Public Health England said the total number of confirmed cases of the variant had more than doubled in the past week to 1,313 across the United Kingdom.
“We are anxious about it – it has been spreading,” British Prime Minister Boris Johnson said, adding that there would be meetings to discuss what to do. “We’re ruling nothing out,” he added.
According to health ministry data, India recorded 4,000 deaths and 343,144 infections in the last 24 hours. It was the third consecutive day of 4,000 or more deaths but daily infections have stayed below a peak of 414,188 last week.
While the total number of recorded infections crossed 24 million, the number of people confirmed to have died from COVID-19 stood at 262,317 since the pandemic first struck India more than a year ago.
But a lack of testing in many places meant a lot of deaths and infections were omitted from the official count, and experts say the real numbers could be five to 10 times higher.
Bhramar Mukherjee, a professor of epidemiology at the University of Michigan, said most models had predicted a peak this week and that the country’s infections could be nearing an apex.
Still, the number of new cases each day is large enough to overwhelm hospitals, she said on Twitter on Thursday. “The keyword is cautious optimism.”
The situation is particularly bad in rural areas of Uttar Pradesh, India’s most populous state with a population of more than 240 million. Television pictures have shown families weeping over the dead in rural hospitals or camping in wards to tend the sick.
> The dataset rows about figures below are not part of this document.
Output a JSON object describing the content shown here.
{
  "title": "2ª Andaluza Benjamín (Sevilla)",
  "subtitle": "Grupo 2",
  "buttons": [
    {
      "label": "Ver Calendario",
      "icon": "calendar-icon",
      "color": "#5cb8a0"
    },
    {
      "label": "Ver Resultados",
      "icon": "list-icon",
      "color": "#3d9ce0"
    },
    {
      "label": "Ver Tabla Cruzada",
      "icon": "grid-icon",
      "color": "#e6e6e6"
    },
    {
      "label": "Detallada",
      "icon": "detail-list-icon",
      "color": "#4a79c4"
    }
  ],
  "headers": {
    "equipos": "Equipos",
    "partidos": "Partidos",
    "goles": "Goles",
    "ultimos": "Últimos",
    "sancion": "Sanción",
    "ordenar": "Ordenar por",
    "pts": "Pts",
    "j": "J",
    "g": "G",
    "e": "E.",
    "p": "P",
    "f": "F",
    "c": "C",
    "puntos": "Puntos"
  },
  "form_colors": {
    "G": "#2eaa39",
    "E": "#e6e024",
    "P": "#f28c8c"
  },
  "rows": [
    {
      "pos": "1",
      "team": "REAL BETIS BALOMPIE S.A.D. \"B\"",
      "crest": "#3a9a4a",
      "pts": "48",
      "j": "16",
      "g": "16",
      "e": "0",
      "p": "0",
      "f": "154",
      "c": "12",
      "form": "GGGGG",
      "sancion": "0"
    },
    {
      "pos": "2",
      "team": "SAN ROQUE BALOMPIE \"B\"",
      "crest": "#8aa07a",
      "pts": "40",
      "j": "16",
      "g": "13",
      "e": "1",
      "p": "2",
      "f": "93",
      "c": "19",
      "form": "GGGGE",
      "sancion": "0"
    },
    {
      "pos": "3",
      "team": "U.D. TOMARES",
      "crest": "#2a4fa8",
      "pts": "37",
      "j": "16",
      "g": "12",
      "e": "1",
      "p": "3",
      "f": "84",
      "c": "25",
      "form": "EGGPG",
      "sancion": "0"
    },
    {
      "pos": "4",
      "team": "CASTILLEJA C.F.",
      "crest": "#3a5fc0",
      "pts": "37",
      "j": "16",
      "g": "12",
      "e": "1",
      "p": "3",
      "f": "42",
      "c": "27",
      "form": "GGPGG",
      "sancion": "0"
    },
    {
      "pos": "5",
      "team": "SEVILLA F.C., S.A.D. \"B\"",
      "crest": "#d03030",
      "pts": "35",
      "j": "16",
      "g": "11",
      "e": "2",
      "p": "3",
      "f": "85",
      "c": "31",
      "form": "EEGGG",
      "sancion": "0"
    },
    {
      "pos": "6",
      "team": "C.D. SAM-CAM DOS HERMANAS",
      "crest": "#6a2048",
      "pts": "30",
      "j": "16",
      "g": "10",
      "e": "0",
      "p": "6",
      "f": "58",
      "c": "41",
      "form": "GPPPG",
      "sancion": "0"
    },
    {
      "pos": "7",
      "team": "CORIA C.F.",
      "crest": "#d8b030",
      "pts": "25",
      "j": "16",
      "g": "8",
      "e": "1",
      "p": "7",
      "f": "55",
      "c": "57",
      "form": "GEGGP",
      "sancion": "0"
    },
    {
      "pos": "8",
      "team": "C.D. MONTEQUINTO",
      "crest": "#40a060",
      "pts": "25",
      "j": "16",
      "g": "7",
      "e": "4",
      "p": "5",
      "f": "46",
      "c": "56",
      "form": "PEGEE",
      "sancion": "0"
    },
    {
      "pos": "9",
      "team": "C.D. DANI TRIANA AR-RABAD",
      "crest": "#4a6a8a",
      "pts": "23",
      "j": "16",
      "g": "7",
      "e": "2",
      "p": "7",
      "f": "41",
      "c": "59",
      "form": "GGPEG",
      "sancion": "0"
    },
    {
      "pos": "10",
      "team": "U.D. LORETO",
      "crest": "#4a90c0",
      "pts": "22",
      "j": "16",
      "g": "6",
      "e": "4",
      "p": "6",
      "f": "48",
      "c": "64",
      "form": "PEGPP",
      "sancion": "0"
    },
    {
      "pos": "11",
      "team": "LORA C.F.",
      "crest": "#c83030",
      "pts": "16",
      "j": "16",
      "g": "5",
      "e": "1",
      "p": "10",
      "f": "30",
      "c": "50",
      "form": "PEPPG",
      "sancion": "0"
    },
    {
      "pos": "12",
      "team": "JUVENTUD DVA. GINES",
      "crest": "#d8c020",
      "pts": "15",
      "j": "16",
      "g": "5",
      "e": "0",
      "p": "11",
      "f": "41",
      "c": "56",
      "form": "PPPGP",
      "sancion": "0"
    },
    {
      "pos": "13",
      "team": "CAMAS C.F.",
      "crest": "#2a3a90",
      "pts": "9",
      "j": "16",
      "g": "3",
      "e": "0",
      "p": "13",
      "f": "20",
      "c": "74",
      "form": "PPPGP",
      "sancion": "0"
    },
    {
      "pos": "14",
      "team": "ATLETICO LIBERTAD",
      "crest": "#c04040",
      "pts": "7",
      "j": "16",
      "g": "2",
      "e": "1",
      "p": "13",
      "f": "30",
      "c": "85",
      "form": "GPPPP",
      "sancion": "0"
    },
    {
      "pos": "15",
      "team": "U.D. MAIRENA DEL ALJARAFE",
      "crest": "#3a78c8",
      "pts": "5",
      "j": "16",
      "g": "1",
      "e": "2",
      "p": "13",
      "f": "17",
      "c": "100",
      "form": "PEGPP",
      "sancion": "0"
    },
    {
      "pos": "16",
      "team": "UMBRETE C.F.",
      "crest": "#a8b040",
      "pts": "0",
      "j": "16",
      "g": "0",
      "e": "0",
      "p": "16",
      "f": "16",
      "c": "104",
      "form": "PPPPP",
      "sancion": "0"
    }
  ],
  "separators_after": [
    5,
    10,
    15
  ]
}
Bodies have washed up in the Ganges, the river that flows through the state, as crematoriums are overwhelmed and wood for funeral pyres is in short supply.
The second wave of infections, which erupted in February, has been accompanied by a slowdown in vaccinations, although Prime Minister Narendra Modi announced that vaccinations would be open to all adults from May 1.India is the world’s largest vaccine producer but has run low on stocks in the face of the huge demand. As of Thursday, it had fully vaccinated just over 38.2 million people, or about 2.8 percent of a population of about 1.35 billion, government data shows.
More than two billion doses of coronavirus vaccines will likely be available in India between August to December this year, top government adviser VK Paul told reporters amid criticism that the government had mishandled the vaccine plan.
Those doses would include 750 million of AstraZeneca’s vaccine, as well as 550 million doses of Covaxin, made by Bharat Biotech.
“We are going through a phase of finite supply. The entire world is going through this. It takes time to come out of this phase,” Paul said.